But according to the Danish confederation of industry, Dansk Industri (DI), and a report from the World Wildlife Foundation (WWF), Denmark’s trailblazing ways are under siege thanks to cuts in research and innovation.
The WWF, for instance, reported in its recent 2017 Global Cleantech Innovation index (here in English) that while Denmark was ranked first, the report was based on data from 2013-2016.
“The indicator data is from 2013 to 2016, which means the scores of countries may not be up to date. The index results and country profiles should therefore be interpreted as strengths and weaknesses in relation to other countries in the 2013-2016 period. For example, Denmark has since cut its cleantech R&D budget by half since measurements were taken for the 2017 Index,” WWF wrote.
Future like the Finns
In fact, second-placed Finland looks to be in a far better position to engage in cleantech looking into the future – in terms of having better conditions for startups within cleantech. Sweden, France, Canada, the US and Israel also look better poised to meet future challenges facing the industry.

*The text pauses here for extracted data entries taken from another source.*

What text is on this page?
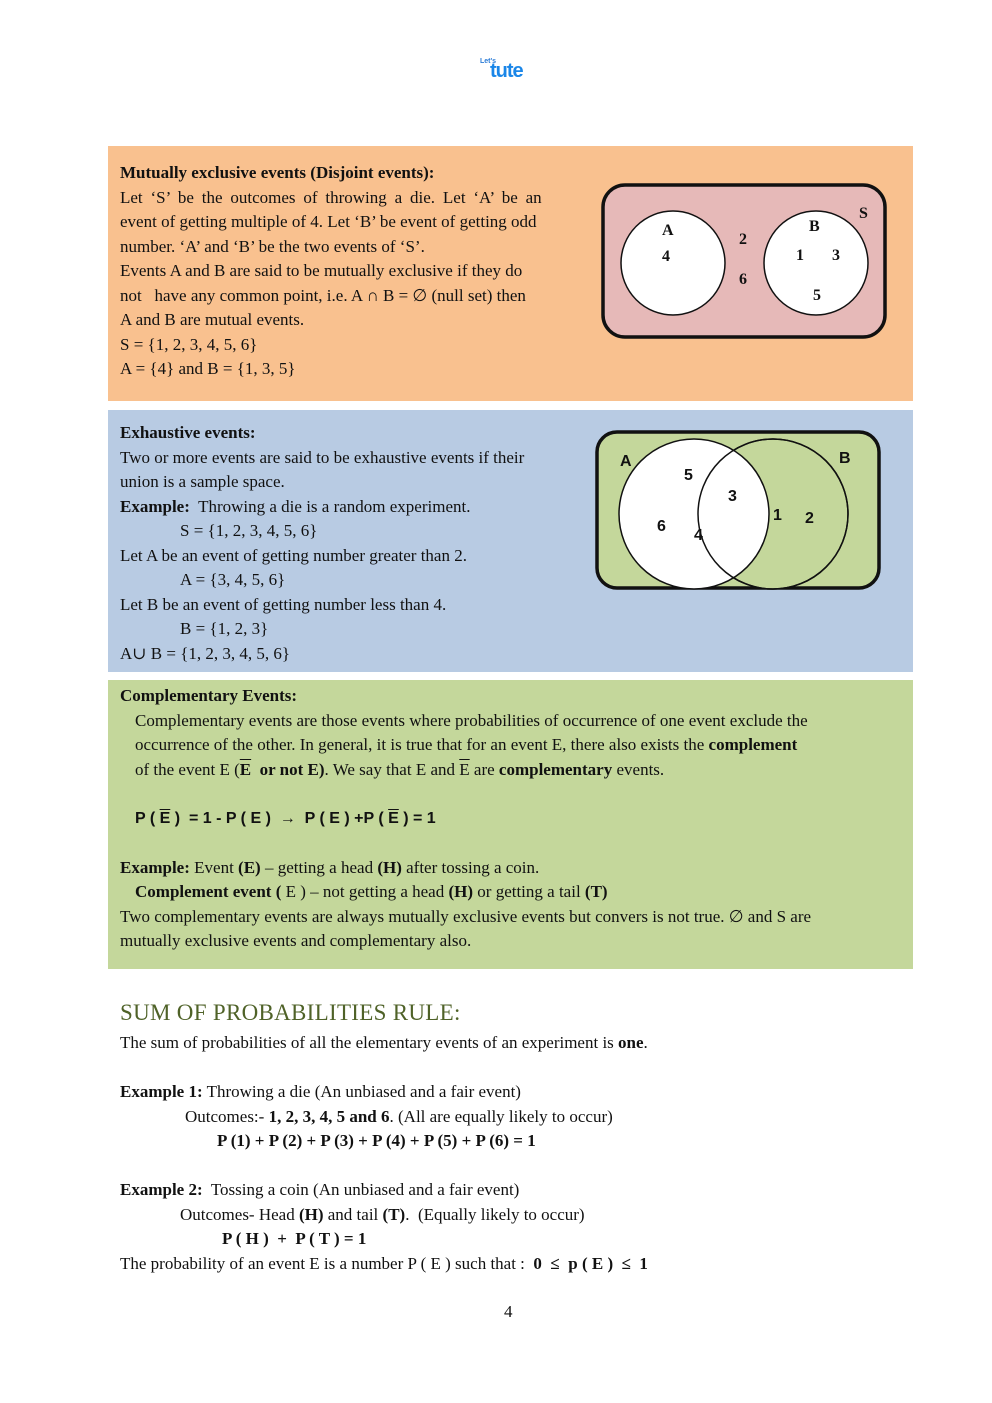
Let's
tute
Mutually exclusive events (Disjoint events):
Let ‘S’ be the outcomes of throwing a die. Let ‘A’ be an
event of getting multiple of 4. Let ‘B’ be event of getting odd
number. ‘A’ and ‘B’ be the two events of ‘S’.
Events A and B are said to be mutually exclusive if they do
not   have any common point, i.e. A ∩ B = ∅ (null set) then
A and B are mutual events.
S = {1, 2, 3, 4, 5, 6}
A = {4} and B = {1, 3, 5}
S
A
4
B
2
6
1 3
5
Exhaustive events:
Two or more events are said to be exhaustive events if their
union is a sample space.
Example:  Throwing a die is a random experiment.
S = {1, 2, 3, 4, 5, 6}
Let A be an event of getting number greater than 2.
A = {3, 4, 5, 6}
Let B be an event of getting number less than 4.
B = {1, 2, 3}
A∪ B = {1, 2, 3, 4, 5, 6}
A	B
5
6
4
3
1 2
Complementary Events:
Complementary events are those events where probabilities of occurrence of one event exclude the
occurrence of the other. In general, it is true that for an event E, there also exists the complement
of the event E ($\overline{E}$  or not E). We say that E and $\overline{E}$ are complementary events.

P ( $\overline{E}$ )  = 1 - P ( E )  →  P ( E ) +P ( $\overline{E}$ ) = 1

Example: Event (E) – getting a head (H) after tossing a coin.
Complement event ( E ) – not getting a head (H) or getting a tail (T)
Two complementary events are always mutually exclusive events but convers is not true. ∅ and S are
mutually exclusive events and complementary also.
SUM OF PROBABILITIES RULE:
The sum of probabilities of all the elementary events of an experiment is one.

Example 1: Throwing a die (An unbiased and a fair event)
Outcomes:- 1, 2, 3, 4, 5 and 6. (All are equally likely to occur)
P (1) + P (2) + P (3) + P (4) + P (5) + P (6) = 1

Example 2:  Tossing a coin (An unbiased and a fair event)
Outcomes- Head (H) and tail (T).  (Equally likely to occur)
P ( H )  +  P ( T ) = 1
The probability of an event E is a number P ( E ) such that :  0  ≤  p ( E )  ≤  1
4
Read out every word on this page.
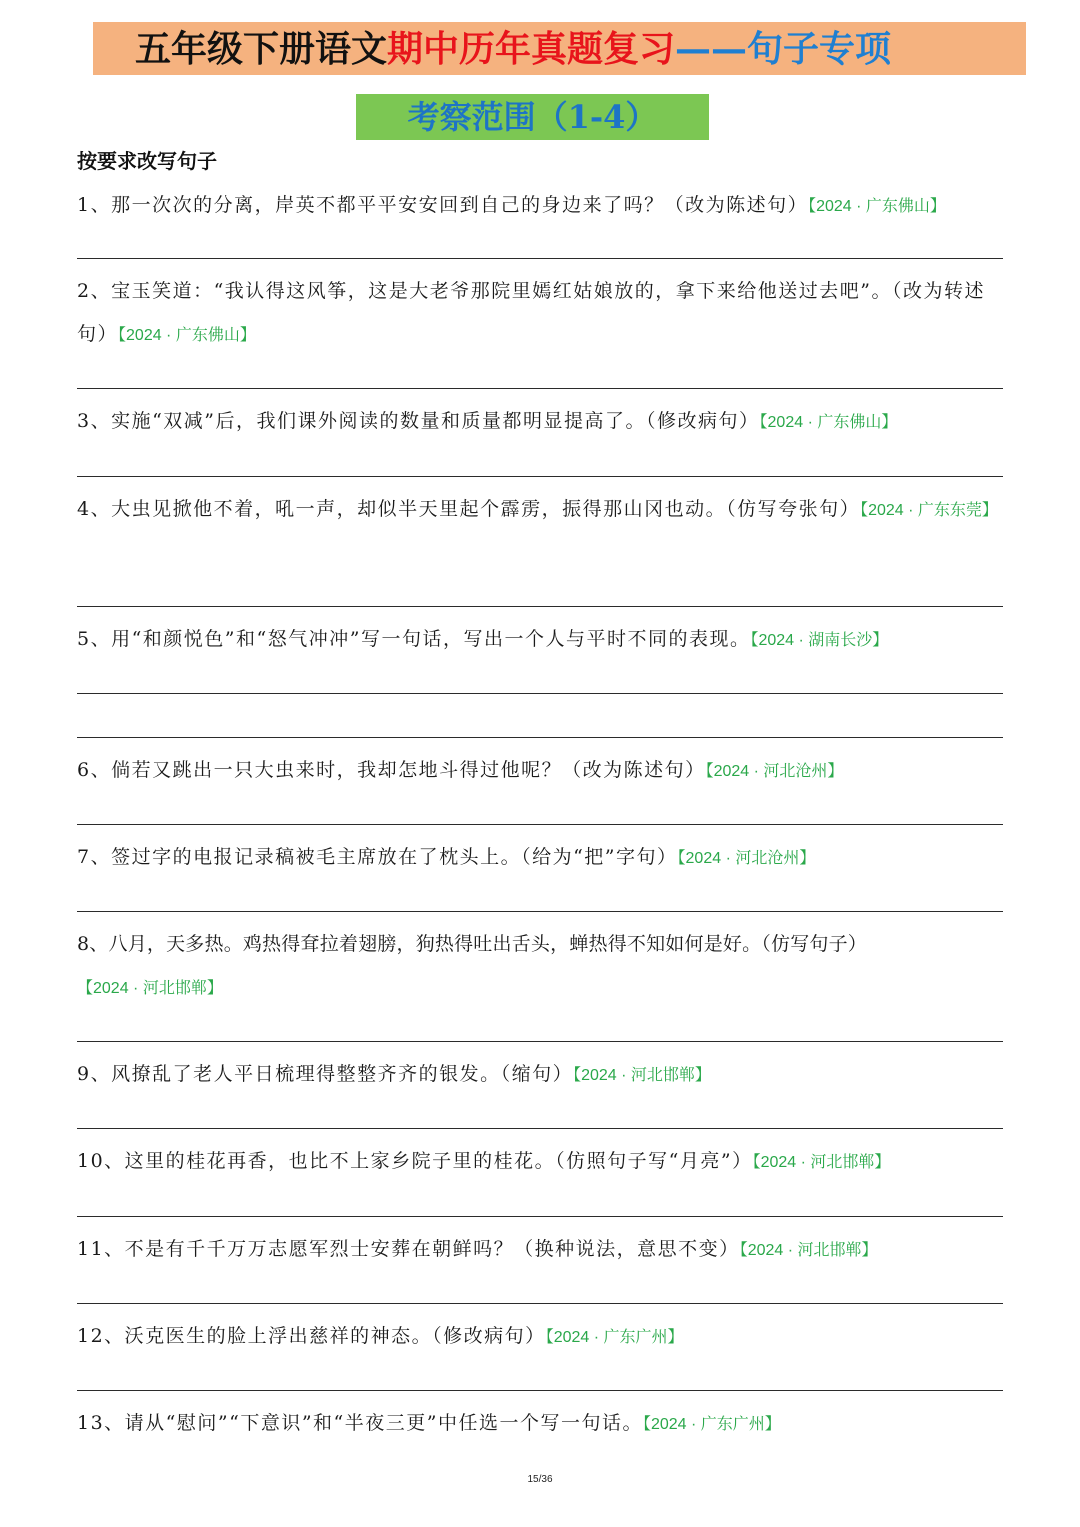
五年级下册语文期中历年真题复习——句子专项
考察范围（1-4）
按要求改写句子
1、那一次次的分离，岸英不都平平安安回到自己的身边来了吗？（改为陈述句）【2024 · 广东佛山】
2、宝玉笑道：“我认得这风筝，这是大老爷那院里嫣红姑娘放的，拿下来给他送过去吧”。（改为转述句）【2024 · 广东佛山】
3、实施“双减”后，我们课外阅读的数量和质量都明显提高了。（修改病句）【2024 · 广东佛山】
4、大虫见掀他不着，吼一声，却似半天里起个霹雳，振得那山冈也动。（仿写夸张句）【2024 · 广东东莞】
5、用“和颜悦色”和“怒气冲冲”写一句话，写出一个人与平时不同的表现。【2024 · 湖南长沙】
6、倘若又跳出一只大虫来时，我却怎地斗得过他呢？（改为陈述句）【2024 · 河北沧州】
7、签过字的电报记录稿被毛主席放在了枕头上。（给为“把”字句）【2024 · 河北沧州】
8、八月，天多热。鸡热得耷拉着翅膀，狗热得吐出舌头，蝉热得不知如何是好。（仿写句子）【2024 · 河北邯郸】
9、风撩乱了老人平日梳理得整整齐齐的银发。（缩句）【2024 · 河北邯郸】
10、这里的桂花再香，也比不上家乡院子里的桂花。（仿照句子写“月亮”）【2024 · 河北邯郸】
11、不是有千千万万志愿军烈士安葬在朝鲜吗？（换种说法，意思不变）【2024 · 河北邯郸】
12、沃克医生的脸上浮出慈祥的神态。（修改病句）【2024 · 广东广州】
13、请从“慰问”“下意识”和“半夜三更”中任选一个写一句话。【2024 · 广东广州】
15/36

DI points to the 2016 budget law – which stripped 1.4 billion kroner from research and education – as being one of the more recent central detractors for cleantech in Denmark.
“The frameworks are essential to whether or not we will be surpassed – and right now they are far from good enough,” said Troels Ranis, an industry head with DI Energy.
“We invest far too little in research and innovation, and therefore too little in companies that in the future can generate growth and employment in Denmark. We need a clear strategy that conveys what it is we want to hedge our bets on and to support the development we want.”